A total of 13,571 protein groups, 7107 phosphopeptides and 13,085 expressed genes were quantified in at least 70% of the samples. The data showed clear differences between invasive lobular carcinoma and no special type cancers, including the hallmark loss of E-cadherin expression and differences in catenin levels. We identified potential new subtypes with differential immune infiltration patterns and survival through unsupervised consensus clustering. Additionally, by adopting an integrative, multiomic data analysis workflow, we identified several potential protein markers of both lymph node and distant metastases. For lymph node metastasis, the level of phosphorylated ES8L2 serine at position 570 (multivariable p value = 0.05, HR = 0.61, 95% CI 0.38–0.99) was associated with improved recurrence-free survival, and showed decreased abundance in lymph node positive cases. For distant metastases, on the other hand, proteins belonging to the heat shock protein 90 family were associated with worse distant recurrence-free survival (multivariable p value = 0.0058, HR = 2.10, 95% CI 1.24–3.55), with significantly higher abundance levels in patients with a distant recurrence event. These correlations with survival could also be validated in multiple external cohorts.

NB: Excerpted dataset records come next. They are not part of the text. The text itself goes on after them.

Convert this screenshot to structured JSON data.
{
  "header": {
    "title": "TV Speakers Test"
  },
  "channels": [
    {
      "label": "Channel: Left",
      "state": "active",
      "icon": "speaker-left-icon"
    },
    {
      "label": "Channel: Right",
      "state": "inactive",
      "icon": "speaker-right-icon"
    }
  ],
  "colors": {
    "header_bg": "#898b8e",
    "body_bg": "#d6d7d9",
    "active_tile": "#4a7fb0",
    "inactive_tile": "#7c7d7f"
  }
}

In summary, we present the most comprehensive matched multiomic dataset from ER-positive/HER2-negative BC tumors, not only serving as an invaluable resource for further advancing precision medicine but also allowing the discovery of potential biomarkers and providing unique insights into metastatic processes.

Sweden Cancerome Analysis Network—Breast: Genomic Profiling of Breast Cancer (SCAN-B), beginning 2010-08, NCT02306096.